There were any number of unique features about this vehicle that made it popular amongst the young and old. Perhaps the most unique feature related to its outwardly and stripped-down appearance.
The doors were interchangeable front to rear without the need for any tools. The windshield folded down providing the driver with that “bugs in your face” driving experience and the only instrumentation was a speedometer that also contained a rather small fuel gauge. The glove box was essentially a hole in the dashboard in which one should only place non-breakable items. There was also a gasoline-fueled heater that could be added as an option for those who intended on driving it year round.
A Volkswagen marketing slogan at the time teased potential buyers that one could hose out the interior while washing the exterior. Try that with your own passenger vehicle sitting in your driveway: on second thought, probably not a good idea. The Thing also came in three very distinct colours, again adding to its uniqueness – Pumpkin Orange, Blizzard White and Sunshine Yellow.
There were several region-specific versions produced including the Acapulco Thing, designed for the Las Brisas Hotel in Acapulco. It was most identifiable by its unique colour scheme, special dual-colour upholstery and was equipped with colour-accented running boards. It also had a surrey convertible top. A hard top was available but many buyers decided to leave this option behind at the dealerships – opting for that preferred top-down driving experience.
The primary exterior colour of the Acapulco Thing was Blizzard white with blue, orange, yellow or green accents usually contained to the running boards, front and rear bumpers. If you suspect you may be the owner of one of these rare special edition Acapulco Things that may have received a re-paint, check behind the dash panels for one of the unique accent colours.
There was also a Safari edition produced for the Mexican market that was also exported to some countries south of Mexico. These vehicles were typically Blizzard white in colour with an olive green convertible top. Of interest is the fact that all Mexican-bound vehicles had low compression pistons installed that would run efficiently on the lower grade Premex fuel.

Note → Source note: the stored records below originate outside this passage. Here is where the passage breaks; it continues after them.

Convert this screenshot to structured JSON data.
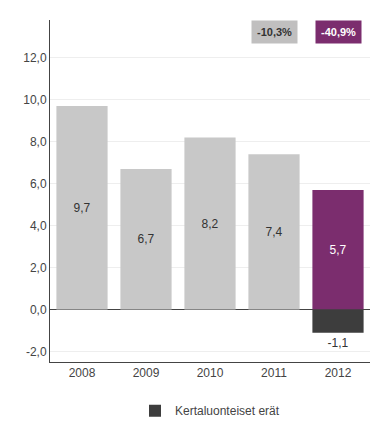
{
  "chart_data": {
    "type": "bar",
    "categories": [
      "2008",
      "2009",
      "2010",
      "2011",
      "2012"
    ],
    "series": [
      {
        "values": [
          9.7,
          6.7,
          8.2,
          7.4,
          5.7
        ],
        "colors": [
          "#c8c8c8",
          "#c8c8c8",
          "#c8c8c8",
          "#c8c8c8",
          "#7b2d6e"
        ],
        "value_labels": [
          "9,7",
          "6,7",
          "8,2",
          "7,4",
          "5,7"
        ]
      },
      {
        "name": "Kertaluonteiset erät",
        "color": "#3d3d3d",
        "values": [
          0,
          0,
          0,
          0,
          -1.1
        ],
        "value_labels": [
          null,
          null,
          null,
          null,
          "-1,1"
        ]
      }
    ],
    "data_labels": true,
    "annotations": [
      {
        "x": "2011",
        "text": "-10,3%",
        "color": "#c0bfbf"
      },
      {
        "x": "2012",
        "text": "-40,9%",
        "color": "#7b2d6e"
      }
    ],
    "ylim": [
      -2.5,
      13.8
    ],
    "yticks": [
      {
        "value": -2.0,
        "label": "-2,0"
      },
      {
        "value": 0.0,
        "label": "0,0"
      },
      {
        "value": 2.0,
        "label": "2,0"
      },
      {
        "value": 4.0,
        "label": "4,0"
      },
      {
        "value": 6.0,
        "label": "6,0"
      },
      {
        "value": 8.0,
        "label": "8,0"
      },
      {
        "value": 10.0,
        "label": "10,0"
      },
      {
        "value": 12.0,
        "label": "12,0"
      }
    ],
    "grid": true,
    "legend": "bottom"
  }
}
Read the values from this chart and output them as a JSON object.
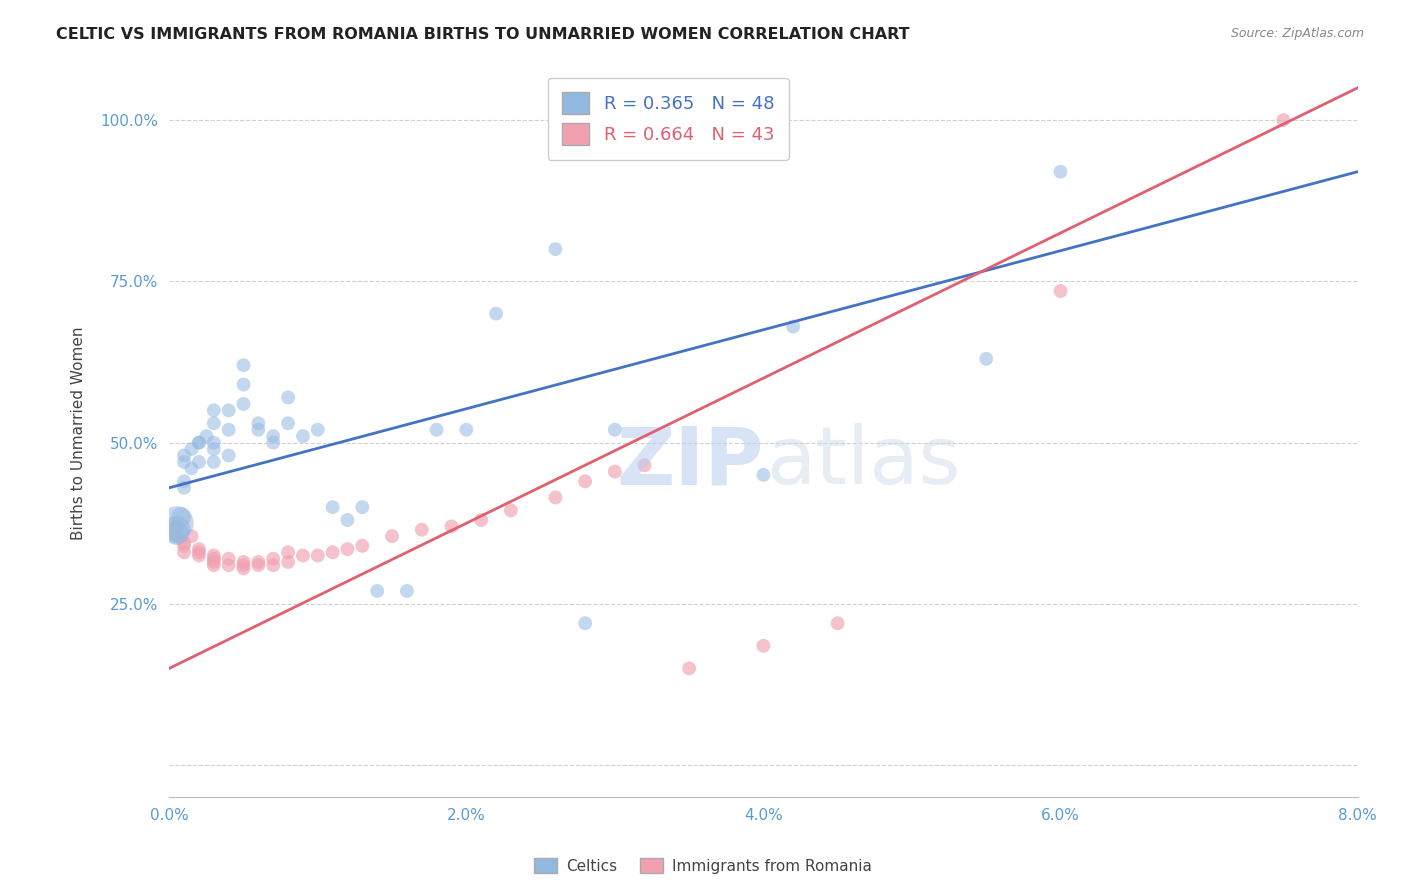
{
  "title": "CELTIC VS IMMIGRANTS FROM ROMANIA BIRTHS TO UNMARRIED WOMEN CORRELATION CHART",
  "source": "Source: ZipAtlas.com",
  "ylabel": "Births to Unmarried Women",
  "xlabel": "",
  "xlim": [
    0.0,
    0.08
  ],
  "ylim": [
    -0.05,
    1.08
  ],
  "xticks": [
    0.0,
    0.02,
    0.04,
    0.06,
    0.08
  ],
  "xtick_labels": [
    "0.0%",
    "2.0%",
    "4.0%",
    "6.0%",
    "8.0%"
  ],
  "yticks": [
    0.0,
    0.25,
    0.5,
    0.75,
    1.0
  ],
  "ytick_labels": [
    "",
    "25.0%",
    "50.0%",
    "75.0%",
    "100.0%"
  ],
  "watermark_zip": "ZIP",
  "watermark_atlas": "atlas",
  "legend_blue_label": "Celtics",
  "legend_pink_label": "Immigrants from Romania",
  "R_blue": 0.365,
  "N_blue": 48,
  "R_pink": 0.664,
  "N_pink": 43,
  "blue_color": "#93b8e0",
  "pink_color": "#f0a0b0",
  "blue_line_color": "#4472c4",
  "pink_line_color": "#e06070",
  "blue_line_x0": 0.0,
  "blue_line_y0": 0.43,
  "blue_line_x1": 0.08,
  "blue_line_y1": 0.92,
  "pink_line_x0": 0.0,
  "pink_line_y0": 0.15,
  "pink_line_x1": 0.08,
  "pink_line_y1": 1.05,
  "celtics_x": [
    0.0005,
    0.0005,
    0.0005,
    0.0008,
    0.001,
    0.001,
    0.001,
    0.001,
    0.0015,
    0.0015,
    0.002,
    0.002,
    0.002,
    0.0025,
    0.003,
    0.003,
    0.003,
    0.003,
    0.003,
    0.004,
    0.004,
    0.004,
    0.005,
    0.005,
    0.005,
    0.006,
    0.006,
    0.007,
    0.007,
    0.008,
    0.008,
    0.009,
    0.01,
    0.011,
    0.012,
    0.013,
    0.014,
    0.016,
    0.018,
    0.02,
    0.022,
    0.026,
    0.028,
    0.03,
    0.04,
    0.042,
    0.055,
    0.06
  ],
  "celtics_y": [
    0.375,
    0.365,
    0.36,
    0.385,
    0.43,
    0.44,
    0.47,
    0.48,
    0.46,
    0.49,
    0.5,
    0.5,
    0.47,
    0.51,
    0.5,
    0.53,
    0.55,
    0.49,
    0.47,
    0.55,
    0.52,
    0.48,
    0.62,
    0.59,
    0.56,
    0.53,
    0.52,
    0.51,
    0.5,
    0.57,
    0.53,
    0.51,
    0.52,
    0.4,
    0.38,
    0.4,
    0.27,
    0.27,
    0.52,
    0.52,
    0.7,
    0.8,
    0.22,
    0.52,
    0.45,
    0.68,
    0.63,
    0.92
  ],
  "celtics_size": [
    600,
    400,
    300,
    200,
    100,
    100,
    100,
    100,
    100,
    100,
    100,
    100,
    100,
    100,
    100,
    100,
    100,
    100,
    100,
    100,
    100,
    100,
    100,
    100,
    100,
    100,
    100,
    100,
    100,
    100,
    100,
    100,
    100,
    100,
    100,
    100,
    100,
    100,
    100,
    100,
    100,
    100,
    100,
    100,
    100,
    100,
    100,
    100
  ],
  "romania_x": [
    0.0005,
    0.0005,
    0.001,
    0.001,
    0.001,
    0.0015,
    0.002,
    0.002,
    0.002,
    0.003,
    0.003,
    0.003,
    0.003,
    0.004,
    0.004,
    0.005,
    0.005,
    0.005,
    0.006,
    0.006,
    0.007,
    0.007,
    0.008,
    0.008,
    0.009,
    0.01,
    0.011,
    0.012,
    0.013,
    0.015,
    0.017,
    0.019,
    0.021,
    0.023,
    0.026,
    0.028,
    0.03,
    0.032,
    0.035,
    0.04,
    0.045,
    0.06,
    0.075
  ],
  "romania_y": [
    0.37,
    0.355,
    0.345,
    0.34,
    0.33,
    0.355,
    0.335,
    0.33,
    0.325,
    0.325,
    0.32,
    0.315,
    0.31,
    0.32,
    0.31,
    0.315,
    0.31,
    0.305,
    0.315,
    0.31,
    0.32,
    0.31,
    0.33,
    0.315,
    0.325,
    0.325,
    0.33,
    0.335,
    0.34,
    0.355,
    0.365,
    0.37,
    0.38,
    0.395,
    0.415,
    0.44,
    0.455,
    0.465,
    0.15,
    0.185,
    0.22,
    0.735,
    1.0
  ],
  "romania_size": [
    100,
    100,
    100,
    100,
    100,
    100,
    100,
    100,
    100,
    100,
    100,
    100,
    100,
    100,
    100,
    100,
    100,
    100,
    100,
    100,
    100,
    100,
    100,
    100,
    100,
    100,
    100,
    100,
    100,
    100,
    100,
    100,
    100,
    100,
    100,
    100,
    100,
    100,
    100,
    100,
    100,
    100,
    100
  ],
  "background_color": "#ffffff",
  "grid_color": "#cccccc"
}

In craving uniqueness, The Thing spoke volumes to North American youth, however to a great extent pricing placed it slightly out of their reach. It was priced approximately $1,000 above a 1973 Volkswagen Beetle and was comparable in pricing to many other passenger vehicles available on the market at that time.
Prices dropped slightly in 1974, however by that time, Ralph Nader was pushing to have The Thing removed from VW dealerships on the grounds that it did not stand up to the stricter safety standards being imposed for passenger cars. Coincidently, importation to North America ceased after the 1974 model year.
The Thing could be referred to as a cult classic and in many respects it is. Its popularity has withstood the test of time and it is perhaps best known for its uniqueness and ease of maintenance.
At the time this article was written, there were twelve “Things” for sale on eBay ranging in price from $5,300 to $12,500 (Buy it Now pricing) – for the special Acapulco edition sporting a hard top. There was also one for sale that was located in Canada.
There are any number of web sites available should you wish to conduct further research and if seriously considering purchasing such a vehicle check out the various VW forums and drill down to information specific to The Thing. In conducting research for this article one of the common themes related to rust and the poor heating capabilities of the optional heater.
For enthusiasts in Canada, if you are seriously contemplating such a purchase, note this vehicle best be parked during winter months. It will no doubt however bring you great pleasure as you hit the roadways in the spring and summer.
If it is uniqueness you are looking for, this ride will provide you with all that and then some. Be prepared for lots of looks and long refueling stops as you address questions from admirers.